Tuesday, March 29, 2011

The ultimate lab-killer: repair costs

Inspired by an unfortunate colleague, I am contemplating repairs and how to pay for them. One of the problems associated with our current project-centered approach to funding lab research is in repair costs. It is often not-cost effective (or practical) for an individual group to have the money to pay maintenance contracts. The really expensive equipment is often found in a user facility with user fees that theoretically cover maintenance, even if there are individual groups that would be capable of and willing to run the equipment alone due to this reason. Simple maintenance is actually not that terrible--most of the parts can be covered out the the budget for supplies. The problem comes in when there is an accident or major equipment failure in the lab. There are mechanisms for funding new equipment--wouldn't it be nice if some repair money came along with the instrument grant that was designed to be saved for a rainy day?

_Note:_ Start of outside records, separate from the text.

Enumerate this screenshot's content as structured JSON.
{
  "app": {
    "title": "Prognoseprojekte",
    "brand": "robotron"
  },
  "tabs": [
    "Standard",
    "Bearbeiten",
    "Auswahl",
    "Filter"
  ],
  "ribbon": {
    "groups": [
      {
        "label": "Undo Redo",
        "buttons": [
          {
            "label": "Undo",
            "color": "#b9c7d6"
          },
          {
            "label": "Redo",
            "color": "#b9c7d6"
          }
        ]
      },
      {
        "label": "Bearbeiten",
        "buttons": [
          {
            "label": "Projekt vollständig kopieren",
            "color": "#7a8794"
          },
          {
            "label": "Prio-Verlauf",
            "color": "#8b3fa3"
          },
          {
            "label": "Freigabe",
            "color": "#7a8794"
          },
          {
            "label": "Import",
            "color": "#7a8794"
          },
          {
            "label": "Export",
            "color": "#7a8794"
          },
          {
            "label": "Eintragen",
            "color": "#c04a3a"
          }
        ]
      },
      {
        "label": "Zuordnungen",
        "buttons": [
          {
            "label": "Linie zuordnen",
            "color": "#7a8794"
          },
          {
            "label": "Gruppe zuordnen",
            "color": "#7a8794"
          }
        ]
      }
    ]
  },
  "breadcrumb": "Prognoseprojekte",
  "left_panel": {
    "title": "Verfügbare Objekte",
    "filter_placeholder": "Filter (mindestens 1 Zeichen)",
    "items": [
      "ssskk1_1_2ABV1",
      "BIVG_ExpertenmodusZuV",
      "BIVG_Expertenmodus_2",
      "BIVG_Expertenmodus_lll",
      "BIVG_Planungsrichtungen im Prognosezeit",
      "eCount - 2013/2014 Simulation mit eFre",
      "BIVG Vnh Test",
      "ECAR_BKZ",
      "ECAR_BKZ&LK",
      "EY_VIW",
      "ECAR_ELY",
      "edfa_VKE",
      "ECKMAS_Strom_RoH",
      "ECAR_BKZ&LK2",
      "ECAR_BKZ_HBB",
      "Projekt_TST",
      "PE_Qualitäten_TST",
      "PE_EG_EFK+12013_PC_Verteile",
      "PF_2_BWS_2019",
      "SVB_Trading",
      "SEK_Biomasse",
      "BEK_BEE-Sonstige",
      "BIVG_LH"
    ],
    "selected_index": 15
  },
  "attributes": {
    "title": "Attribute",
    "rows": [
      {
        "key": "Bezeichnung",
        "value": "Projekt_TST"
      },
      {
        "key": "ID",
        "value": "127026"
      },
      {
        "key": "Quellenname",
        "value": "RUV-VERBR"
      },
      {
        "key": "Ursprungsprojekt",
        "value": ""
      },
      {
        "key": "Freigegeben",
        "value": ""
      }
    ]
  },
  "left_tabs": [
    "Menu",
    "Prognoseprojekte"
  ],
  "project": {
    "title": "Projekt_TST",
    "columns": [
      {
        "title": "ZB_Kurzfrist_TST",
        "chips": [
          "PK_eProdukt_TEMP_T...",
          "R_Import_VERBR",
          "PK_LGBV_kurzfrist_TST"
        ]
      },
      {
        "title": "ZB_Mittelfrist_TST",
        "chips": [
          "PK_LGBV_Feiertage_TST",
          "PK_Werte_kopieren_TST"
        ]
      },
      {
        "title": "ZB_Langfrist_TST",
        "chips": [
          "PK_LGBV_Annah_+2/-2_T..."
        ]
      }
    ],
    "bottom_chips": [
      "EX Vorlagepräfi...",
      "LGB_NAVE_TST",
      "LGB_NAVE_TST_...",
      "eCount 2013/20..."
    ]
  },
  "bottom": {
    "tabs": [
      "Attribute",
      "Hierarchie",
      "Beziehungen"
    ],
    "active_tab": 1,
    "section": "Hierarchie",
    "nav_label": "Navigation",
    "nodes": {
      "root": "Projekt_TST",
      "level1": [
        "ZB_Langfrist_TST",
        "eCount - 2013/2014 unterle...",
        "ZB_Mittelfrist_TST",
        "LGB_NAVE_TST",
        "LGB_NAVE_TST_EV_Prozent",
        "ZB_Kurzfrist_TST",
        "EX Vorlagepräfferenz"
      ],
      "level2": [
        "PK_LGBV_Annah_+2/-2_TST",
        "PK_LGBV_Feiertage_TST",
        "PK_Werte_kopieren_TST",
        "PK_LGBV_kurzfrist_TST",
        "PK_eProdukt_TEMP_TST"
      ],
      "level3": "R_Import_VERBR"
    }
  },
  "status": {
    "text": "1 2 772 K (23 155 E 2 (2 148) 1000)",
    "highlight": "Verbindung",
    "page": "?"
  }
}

Repairs are CERTAINLY cheaper than buying a new machine (most of the time). However, in our project-based funding model, there is no way to really save up for a rainy day, when that rainy day is $15k or more in one shot with no advance notice. We had the same problem at National Lab, and mostly solved it in the the same ways people do at Universities--borrow from the department, borrow from other PIs who are unexpectedly flush, or go in the red (if possible), and pay it out of the supply budget from several projects in the next fiscal year.

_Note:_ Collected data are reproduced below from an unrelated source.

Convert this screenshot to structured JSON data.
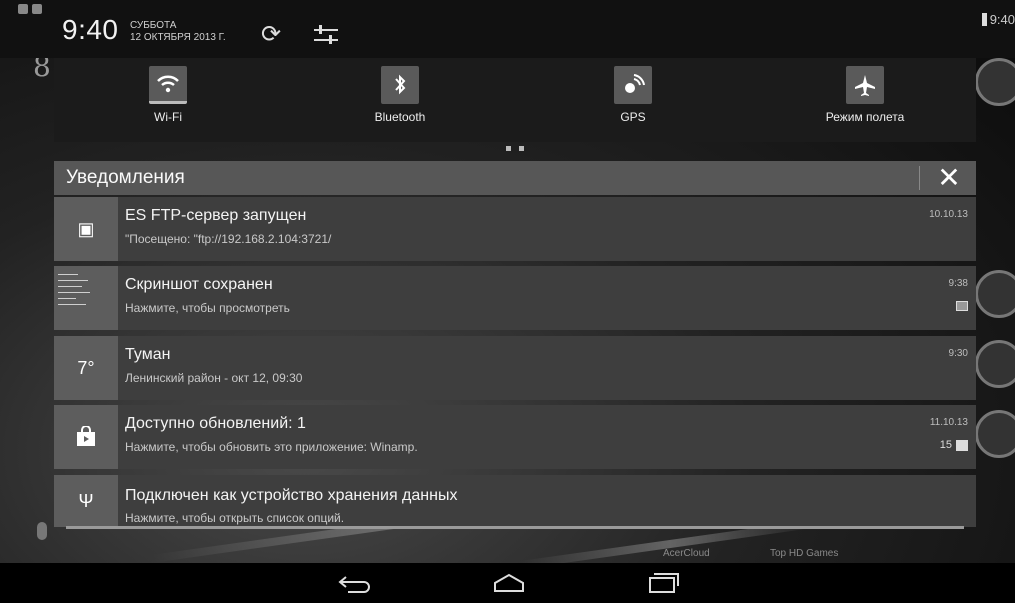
{
  "status_bar": {
    "time": "9:40",
    "day": "СУББОТА",
    "date": "12 ОКТЯБРЯ 2013 Г.",
    "right_time": "9:40"
  },
  "quick_settings": [
    {
      "label": "Wi-Fi",
      "icon": "wifi-icon",
      "active": true
    },
    {
      "label": "Bluetooth",
      "icon": "bluetooth-icon",
      "active": false
    },
    {
      "label": "GPS",
      "icon": "gps-icon",
      "active": false
    },
    {
      "label": "Режим полета",
      "icon": "airplane-icon",
      "active": false
    }
  ],
  "notifications_header": {
    "title": "Уведомления",
    "clear_glyph": "✕"
  },
  "notifications": [
    {
      "title": "ES FTP-сервер запущен",
      "subtitle": "\"Посещено: \"ftp://192.168.2.104:3721/",
      "time": "10.10.13",
      "extra": "",
      "icon": "ftp-server-icon",
      "icon_glyph": "▣"
    },
    {
      "title": "Скриншот сохранен",
      "subtitle": "Нажмите, чтобы просмотреть",
      "time": "9:38",
      "extra": "",
      "icon": "screenshot-thumbnail",
      "icon_glyph": ""
    },
    {
      "title": " Туман",
      "subtitle": "Ленинский район - окт 12, 09:30",
      "time": "9:30",
      "extra": "",
      "icon": "weather-icon",
      "icon_glyph": "7°"
    },
    {
      "title": "Доступно обновлений: 1",
      "subtitle": "Нажмите, чтобы обновить это приложение: Winamp.",
      "time": "11.10.13",
      "extra": "15",
      "icon": "shopping-bag-icon",
      "icon_glyph": "🛍"
    },
    {
      "title": "Подключен как устройство хранения данных",
      "subtitle": "Нажмите, чтобы открыть список опций.",
      "time": "",
      "extra": "",
      "icon": "usb-icon",
      "icon_glyph": "Ψ"
    }
  ],
  "bottom_labels": {
    "left": "AcerCloud",
    "right": "Top HD Games"
  },
  "nav_bar": {
    "back_glyph": "↩",
    "home_glyph": "⌂",
    "recents_glyph": "▭"
  }
}
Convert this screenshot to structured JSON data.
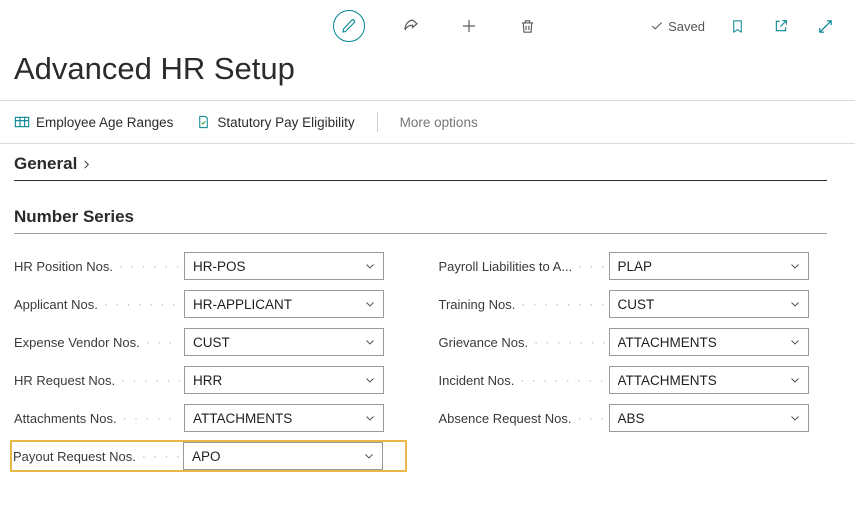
{
  "toolbar": {
    "saved_label": "Saved"
  },
  "page": {
    "title": "Advanced HR Setup"
  },
  "actions": {
    "employee_age": "Employee Age Ranges",
    "statutory": "Statutory Pay Eligibility",
    "more": "More options"
  },
  "sections": {
    "general": "General",
    "number_series": "Number Series"
  },
  "fields_left": [
    {
      "label": "HR Position Nos.",
      "value": "HR-POS"
    },
    {
      "label": "Applicant Nos.",
      "value": "HR-APPLICANT"
    },
    {
      "label": "Expense Vendor Nos.",
      "value": "CUST"
    },
    {
      "label": "HR Request Nos.",
      "value": "HRR"
    },
    {
      "label": "Attachments Nos.",
      "value": "ATTACHMENTS"
    },
    {
      "label": "Payout Request Nos.",
      "value": "APO"
    }
  ],
  "fields_right": [
    {
      "label": "Payroll Liabilities to A...",
      "value": "PLAP"
    },
    {
      "label": "Training Nos.",
      "value": "CUST"
    },
    {
      "label": "Grievance Nos.",
      "value": "ATTACHMENTS"
    },
    {
      "label": "Incident Nos.",
      "value": "ATTACHMENTS"
    },
    {
      "label": "Absence Request Nos.",
      "value": "ABS"
    }
  ],
  "highlight_left_index": 5
}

At National Lab, it was actually fairly common to "carry over" money by helping out a fellow PI in the final year of your project, and having that PI pay for your salaries or supplies in a future year to pay back the debt (thus moving the money "forward" in time). This was especially common when a postdoc leaves in the last year of a project towards the end of the fiscal year, so there aren't many cost sinks in the ending project to soak up the extra cash (which gets pulled back if unspent in the final year).

Sometimes, I think it might be better to fund research programs and not projects. Then, it might be possible to have a lab savings account where extra cash can be saved for future repairs. That opens up a whole other can of worms (like how to avoid it being even less meritocratic/more "old boy" than the current system is a big one), but it might be better in terms of reducing waste in research spending, since less money would be spent on hoarding supplies that end up useless or on useless equipment just to spend down the budget instead of losing the money.

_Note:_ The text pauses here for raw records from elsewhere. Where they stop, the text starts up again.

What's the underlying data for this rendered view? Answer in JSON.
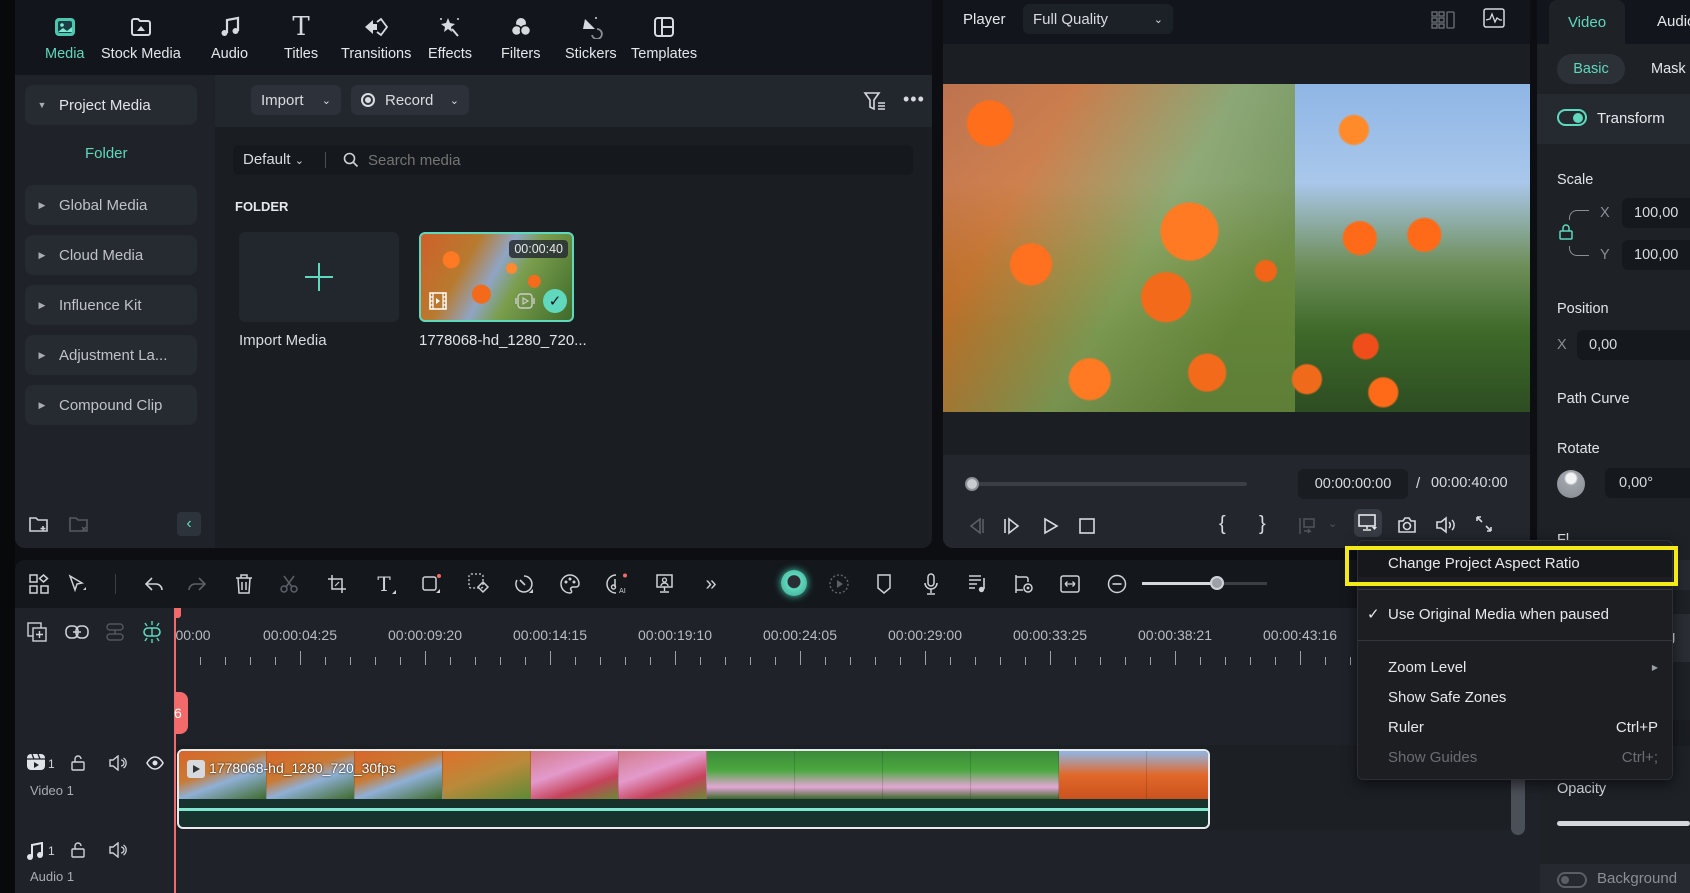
{
  "nav": {
    "items": [
      {
        "label": "Media",
        "icon": "media-icon",
        "active": true
      },
      {
        "label": "Stock Media",
        "icon": "stock-media-icon"
      },
      {
        "label": "Audio",
        "icon": "music-note-icon"
      },
      {
        "label": "Titles",
        "icon": "titles-T-icon"
      },
      {
        "label": "Transitions",
        "icon": "transitions-icon"
      },
      {
        "label": "Effects",
        "icon": "effects-star-icon"
      },
      {
        "label": "Filters",
        "icon": "filters-icon"
      },
      {
        "label": "Stickers",
        "icon": "stickers-icon"
      },
      {
        "label": "Templates",
        "icon": "templates-icon"
      }
    ]
  },
  "sidebar": {
    "project_media": "Project Media",
    "folder": "Folder",
    "items": [
      "Global Media",
      "Cloud Media",
      "Influence Kit",
      "Adjustment La...",
      "Compound Clip"
    ]
  },
  "media": {
    "import_label": "Import",
    "record_label": "Record",
    "sort_label": "Default",
    "search_placeholder": "Search media",
    "section_title": "FOLDER",
    "import_media_label": "Import Media",
    "clip": {
      "name": "1778068-hd_1280_720...",
      "duration": "00:00:40"
    }
  },
  "player": {
    "label": "Player",
    "quality": "Full Quality",
    "current_time": "00:00:00:00",
    "separator": "/",
    "total_time": "00:00:40:00",
    "progress": 0
  },
  "right_panel": {
    "tabs": [
      "Video",
      "Audio"
    ],
    "subtabs": [
      "Basic",
      "Mask"
    ],
    "transform_label": "Transform",
    "transform_on": true,
    "scale_label": "Scale",
    "scale_x_label": "X",
    "scale_x": "100,00",
    "scale_y_label": "Y",
    "scale_y": "100,00",
    "position_label": "Position",
    "pos_x_label": "X",
    "pos_x": "0,00",
    "path_curve_label": "Path Curve",
    "rotate_label": "Rotate",
    "rotate_value": "0,00°",
    "flip_label_partial": "Fl",
    "hidden_row_partial": "g",
    "opacity_label": "Opacity",
    "background_label": "Background"
  },
  "timeline": {
    "ruler_labels": [
      "00:00",
      "00:00:04:25",
      "00:00:09:20",
      "00:00:14:15",
      "00:00:19:10",
      "00:00:24:05",
      "00:00:29:00",
      "00:00:33:25",
      "00:00:38:21",
      "00:00:43:16"
    ],
    "playhead_badge": "6",
    "video_track": {
      "number": "1",
      "name": "Video 1"
    },
    "audio_track": {
      "number": "1",
      "name": "Audio 1"
    },
    "clip_name": "1778068-hd_1280_720_30fps",
    "zoom_slider": 0.6
  },
  "context_menu": {
    "items": [
      {
        "label": "Change Project Aspect Ratio",
        "highlighted": true
      },
      {
        "label": "Use Original Media when paused",
        "checked": true
      },
      {
        "label": "Zoom Level",
        "submenu": true
      },
      {
        "label": "Show Safe Zones"
      },
      {
        "label": "Ruler",
        "shortcut": "Ctrl+P"
      },
      {
        "label": "Show Guides",
        "shortcut": "Ctrl+;",
        "disabled": true
      }
    ]
  },
  "colors": {
    "accent": "#5fd8bd",
    "highlight": "#f4ea1a",
    "playhead": "#f26a6a"
  }
}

Research money is so tight these days, with labs unable to support existing personnel, let alone save something on the side for repair costs. It just seems so penny-wise and pound-foolish to keep ignoring this reality. It is in fact, something that keeps me up at night--that my really expensive workhorse instrument will break, effectively shutting my group down until I can scrape up the money to fix it.

1 comment:

Anonymous said...

I've seen a 4W UV laser to the hand. Gave a 2nd degree burn.

Know a guy who has worn zero safety equipment with HF.

Pet peeve: finding unlabelled beakers with dried residue in them. Once, when I pointed this out to a technician he suggested that if they were in my way, I could clean them up because he didn't know whose they were. Umm, no.

I'm not a chemist, so I don't know how bad this one is: choloroform (0.5 L) + some rubber without a fume hood.